Mike White is the “Freaks and Geeks” vet who went on to write and star in “Chuck & Buck,” “Orange County,” “The Good Girl” and “School of Rock.” He more recently wrote and directed the hilarious and harrowing “Year of the Dog,” one of 2007’s best movies if you’re asking me.
Dad Mel White is described as a writer, filmmaker, professor, pastor and gay-rights activist.
On tonight's "Amazing Race," the Whites are seen racing against a deaf guy and his mom, a pair of dwarf sibling stuntmen, a pair of sibling Harvard Law grads, a pair of hot redheads, a pair of blonde flight attendants and a pair of twentysomethings from The Bronx.
Have a look at all the contestants here.
Notes on tonight’s premiere:
* The trademark jetliner CGI is gone; the series has a new set of opening titles.
* The race starts in Los Alamitos, Calif., then heads east.
* It turns out that both Whites are gay. I’ve suspected the younger White might have homosexual leanings since I saw the brilliantly creepy “Chuck and Buck,” but I don’t recall him earlier making mention of his orientation. Indeed, CBS’ press materials only identify the elder White as gay.

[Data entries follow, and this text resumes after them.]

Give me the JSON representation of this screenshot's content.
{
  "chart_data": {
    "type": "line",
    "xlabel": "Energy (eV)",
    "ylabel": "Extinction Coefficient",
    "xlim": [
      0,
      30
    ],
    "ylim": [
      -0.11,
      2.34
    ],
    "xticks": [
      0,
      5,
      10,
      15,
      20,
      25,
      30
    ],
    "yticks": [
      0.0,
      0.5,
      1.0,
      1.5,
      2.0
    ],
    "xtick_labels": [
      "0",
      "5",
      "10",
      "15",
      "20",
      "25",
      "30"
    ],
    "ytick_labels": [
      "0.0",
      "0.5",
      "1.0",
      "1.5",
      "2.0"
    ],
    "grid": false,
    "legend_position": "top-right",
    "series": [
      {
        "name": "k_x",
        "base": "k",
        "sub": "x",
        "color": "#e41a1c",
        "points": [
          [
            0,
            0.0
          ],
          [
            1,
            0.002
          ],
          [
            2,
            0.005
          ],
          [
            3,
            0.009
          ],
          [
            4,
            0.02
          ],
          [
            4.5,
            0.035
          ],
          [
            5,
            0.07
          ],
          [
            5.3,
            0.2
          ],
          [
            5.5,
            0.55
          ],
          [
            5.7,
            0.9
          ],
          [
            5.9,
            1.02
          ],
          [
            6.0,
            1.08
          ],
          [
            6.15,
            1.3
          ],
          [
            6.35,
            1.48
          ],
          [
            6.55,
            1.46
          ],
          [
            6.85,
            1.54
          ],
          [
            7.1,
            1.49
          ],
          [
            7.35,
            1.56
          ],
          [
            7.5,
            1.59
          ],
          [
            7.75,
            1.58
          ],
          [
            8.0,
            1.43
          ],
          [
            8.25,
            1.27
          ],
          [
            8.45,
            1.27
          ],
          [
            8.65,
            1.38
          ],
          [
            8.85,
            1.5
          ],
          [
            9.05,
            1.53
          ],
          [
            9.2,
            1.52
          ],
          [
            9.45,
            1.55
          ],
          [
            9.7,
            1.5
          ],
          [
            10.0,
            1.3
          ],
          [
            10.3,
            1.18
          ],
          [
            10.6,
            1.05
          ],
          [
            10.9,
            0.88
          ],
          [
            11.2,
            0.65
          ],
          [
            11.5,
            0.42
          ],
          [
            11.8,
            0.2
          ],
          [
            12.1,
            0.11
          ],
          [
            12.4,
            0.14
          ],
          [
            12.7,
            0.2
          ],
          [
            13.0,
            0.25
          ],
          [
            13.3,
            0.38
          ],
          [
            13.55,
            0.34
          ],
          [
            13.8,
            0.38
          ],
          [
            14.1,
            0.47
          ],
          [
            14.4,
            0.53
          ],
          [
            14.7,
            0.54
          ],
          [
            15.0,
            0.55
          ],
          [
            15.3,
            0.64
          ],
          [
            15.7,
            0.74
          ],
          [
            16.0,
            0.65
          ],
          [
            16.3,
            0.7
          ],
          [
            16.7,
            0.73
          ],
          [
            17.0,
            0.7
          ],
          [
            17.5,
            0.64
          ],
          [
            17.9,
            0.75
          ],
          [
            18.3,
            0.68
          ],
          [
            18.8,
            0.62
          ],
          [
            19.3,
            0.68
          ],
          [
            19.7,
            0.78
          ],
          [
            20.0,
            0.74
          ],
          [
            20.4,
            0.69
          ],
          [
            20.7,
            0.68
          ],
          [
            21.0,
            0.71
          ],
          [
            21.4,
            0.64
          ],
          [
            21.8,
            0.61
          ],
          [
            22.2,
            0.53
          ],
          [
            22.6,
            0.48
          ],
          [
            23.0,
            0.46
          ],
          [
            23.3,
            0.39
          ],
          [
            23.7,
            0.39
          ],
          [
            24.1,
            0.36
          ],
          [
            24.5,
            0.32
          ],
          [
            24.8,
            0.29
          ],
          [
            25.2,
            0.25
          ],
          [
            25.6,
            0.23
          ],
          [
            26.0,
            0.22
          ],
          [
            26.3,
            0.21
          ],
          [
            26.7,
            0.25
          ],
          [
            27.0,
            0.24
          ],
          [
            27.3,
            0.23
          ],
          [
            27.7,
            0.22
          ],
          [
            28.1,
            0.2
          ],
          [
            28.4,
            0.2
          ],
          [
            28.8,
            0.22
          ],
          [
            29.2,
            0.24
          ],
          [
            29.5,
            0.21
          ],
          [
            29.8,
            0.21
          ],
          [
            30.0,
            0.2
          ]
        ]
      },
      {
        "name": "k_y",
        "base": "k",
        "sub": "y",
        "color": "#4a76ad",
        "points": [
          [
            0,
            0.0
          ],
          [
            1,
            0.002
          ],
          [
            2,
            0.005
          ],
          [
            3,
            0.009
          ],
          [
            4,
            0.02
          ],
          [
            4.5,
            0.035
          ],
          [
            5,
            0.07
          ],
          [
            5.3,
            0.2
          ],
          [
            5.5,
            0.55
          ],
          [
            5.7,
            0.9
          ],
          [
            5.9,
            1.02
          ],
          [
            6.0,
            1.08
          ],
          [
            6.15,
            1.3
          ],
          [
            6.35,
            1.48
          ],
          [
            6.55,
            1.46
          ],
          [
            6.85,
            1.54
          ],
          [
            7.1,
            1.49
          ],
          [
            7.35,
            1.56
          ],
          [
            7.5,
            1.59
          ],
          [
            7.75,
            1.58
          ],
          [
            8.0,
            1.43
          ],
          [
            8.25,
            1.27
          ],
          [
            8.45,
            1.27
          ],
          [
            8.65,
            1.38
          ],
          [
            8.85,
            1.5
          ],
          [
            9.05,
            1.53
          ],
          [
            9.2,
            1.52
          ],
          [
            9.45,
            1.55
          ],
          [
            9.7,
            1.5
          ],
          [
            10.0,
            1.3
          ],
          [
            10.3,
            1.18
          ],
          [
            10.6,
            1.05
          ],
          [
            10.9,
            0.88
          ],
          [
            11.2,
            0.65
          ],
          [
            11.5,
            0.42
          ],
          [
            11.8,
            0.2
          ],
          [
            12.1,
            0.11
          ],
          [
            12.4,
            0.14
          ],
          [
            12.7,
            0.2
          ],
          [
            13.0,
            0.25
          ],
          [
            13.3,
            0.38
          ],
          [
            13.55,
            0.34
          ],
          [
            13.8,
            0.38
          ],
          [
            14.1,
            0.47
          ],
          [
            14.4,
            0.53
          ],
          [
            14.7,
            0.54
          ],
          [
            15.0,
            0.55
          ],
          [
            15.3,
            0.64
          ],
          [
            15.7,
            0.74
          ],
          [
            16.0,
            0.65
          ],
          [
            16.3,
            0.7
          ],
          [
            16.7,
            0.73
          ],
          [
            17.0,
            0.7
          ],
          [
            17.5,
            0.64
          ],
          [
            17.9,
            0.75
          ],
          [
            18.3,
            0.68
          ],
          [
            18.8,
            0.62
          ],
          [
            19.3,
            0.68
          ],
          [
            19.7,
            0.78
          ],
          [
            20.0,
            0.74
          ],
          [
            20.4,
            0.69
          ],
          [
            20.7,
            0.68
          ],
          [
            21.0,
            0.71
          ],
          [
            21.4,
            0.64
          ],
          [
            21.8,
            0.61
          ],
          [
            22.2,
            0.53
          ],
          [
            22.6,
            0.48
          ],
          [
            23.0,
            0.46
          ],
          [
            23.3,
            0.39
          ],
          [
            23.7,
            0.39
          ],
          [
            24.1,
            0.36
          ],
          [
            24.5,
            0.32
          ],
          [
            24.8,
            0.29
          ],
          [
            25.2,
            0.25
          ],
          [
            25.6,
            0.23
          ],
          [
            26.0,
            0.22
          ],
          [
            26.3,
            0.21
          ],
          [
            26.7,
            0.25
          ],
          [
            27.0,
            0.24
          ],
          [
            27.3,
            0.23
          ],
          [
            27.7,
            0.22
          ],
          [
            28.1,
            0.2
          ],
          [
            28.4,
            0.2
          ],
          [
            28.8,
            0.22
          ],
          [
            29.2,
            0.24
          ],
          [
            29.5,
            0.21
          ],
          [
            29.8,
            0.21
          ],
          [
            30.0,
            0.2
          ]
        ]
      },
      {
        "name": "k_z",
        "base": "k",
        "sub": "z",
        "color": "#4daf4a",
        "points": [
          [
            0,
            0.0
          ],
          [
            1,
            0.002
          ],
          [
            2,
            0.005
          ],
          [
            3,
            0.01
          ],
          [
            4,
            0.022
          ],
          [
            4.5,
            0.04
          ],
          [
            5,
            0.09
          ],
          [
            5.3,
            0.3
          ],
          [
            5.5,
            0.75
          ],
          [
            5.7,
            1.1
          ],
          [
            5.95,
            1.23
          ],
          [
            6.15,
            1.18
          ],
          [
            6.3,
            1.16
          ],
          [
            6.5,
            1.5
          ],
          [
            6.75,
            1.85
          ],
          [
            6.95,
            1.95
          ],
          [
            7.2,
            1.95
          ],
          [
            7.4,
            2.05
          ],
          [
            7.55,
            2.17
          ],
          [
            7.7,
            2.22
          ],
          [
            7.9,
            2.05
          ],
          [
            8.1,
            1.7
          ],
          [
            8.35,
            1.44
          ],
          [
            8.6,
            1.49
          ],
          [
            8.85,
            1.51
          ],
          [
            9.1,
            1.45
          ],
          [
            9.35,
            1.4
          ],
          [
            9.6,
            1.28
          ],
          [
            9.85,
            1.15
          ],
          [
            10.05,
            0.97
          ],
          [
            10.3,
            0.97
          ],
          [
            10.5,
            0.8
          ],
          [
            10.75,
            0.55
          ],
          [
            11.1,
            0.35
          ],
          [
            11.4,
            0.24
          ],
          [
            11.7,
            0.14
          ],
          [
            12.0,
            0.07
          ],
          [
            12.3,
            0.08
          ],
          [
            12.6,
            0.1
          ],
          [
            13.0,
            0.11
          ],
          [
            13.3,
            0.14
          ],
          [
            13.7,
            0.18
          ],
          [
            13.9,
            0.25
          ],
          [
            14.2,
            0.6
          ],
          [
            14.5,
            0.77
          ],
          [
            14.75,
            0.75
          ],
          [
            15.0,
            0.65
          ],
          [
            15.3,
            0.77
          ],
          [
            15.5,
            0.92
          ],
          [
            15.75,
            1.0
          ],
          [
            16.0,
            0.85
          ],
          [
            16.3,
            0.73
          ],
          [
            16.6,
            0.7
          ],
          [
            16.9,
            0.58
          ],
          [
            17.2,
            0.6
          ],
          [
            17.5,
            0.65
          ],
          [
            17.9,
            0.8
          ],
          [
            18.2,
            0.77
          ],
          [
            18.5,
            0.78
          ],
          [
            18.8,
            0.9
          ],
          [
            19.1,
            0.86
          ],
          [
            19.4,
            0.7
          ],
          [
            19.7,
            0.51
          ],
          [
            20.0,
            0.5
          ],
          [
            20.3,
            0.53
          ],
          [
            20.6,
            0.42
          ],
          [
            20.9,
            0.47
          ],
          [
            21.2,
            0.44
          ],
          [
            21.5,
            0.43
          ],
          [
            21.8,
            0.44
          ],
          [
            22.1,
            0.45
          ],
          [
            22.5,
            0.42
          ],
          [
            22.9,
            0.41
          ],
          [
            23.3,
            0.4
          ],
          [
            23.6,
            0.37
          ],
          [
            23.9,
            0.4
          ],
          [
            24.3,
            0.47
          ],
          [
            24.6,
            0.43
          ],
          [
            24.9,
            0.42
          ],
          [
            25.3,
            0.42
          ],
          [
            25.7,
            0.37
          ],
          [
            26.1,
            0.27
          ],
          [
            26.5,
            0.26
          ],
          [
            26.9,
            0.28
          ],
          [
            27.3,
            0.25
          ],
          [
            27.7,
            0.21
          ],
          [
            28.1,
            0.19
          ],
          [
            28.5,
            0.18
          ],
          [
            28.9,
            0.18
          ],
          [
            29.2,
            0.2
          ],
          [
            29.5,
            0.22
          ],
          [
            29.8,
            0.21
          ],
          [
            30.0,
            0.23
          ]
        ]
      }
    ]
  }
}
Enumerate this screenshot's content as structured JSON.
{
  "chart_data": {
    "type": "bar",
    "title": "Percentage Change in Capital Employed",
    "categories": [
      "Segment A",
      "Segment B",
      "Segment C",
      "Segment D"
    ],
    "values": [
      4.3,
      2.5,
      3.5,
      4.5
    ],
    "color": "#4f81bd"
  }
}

* The deaf kid doesn’t read lips, and so must rely entirely on his mother to deal with the hearing world.
* The little people, as one might expect, make their livings as stunt doubles for child actors.
* The first road block, involving a dam, is fricking nightmarish.
* Further into the episode, teams must each transport four 50-pound cheese wheels down a steep, slippery slope using fragile antique cheese carriers. Contestants often lose control of these mammoth lumps of cheese, causing the wheels to turn into potentially deadly dairy projectiles as they careen downward.
* There’s more crying when the first team hits the finish line than when the last team does.
* The ending is quite exciting. The last-place team hits the finish line only seconds after a not-last-place team.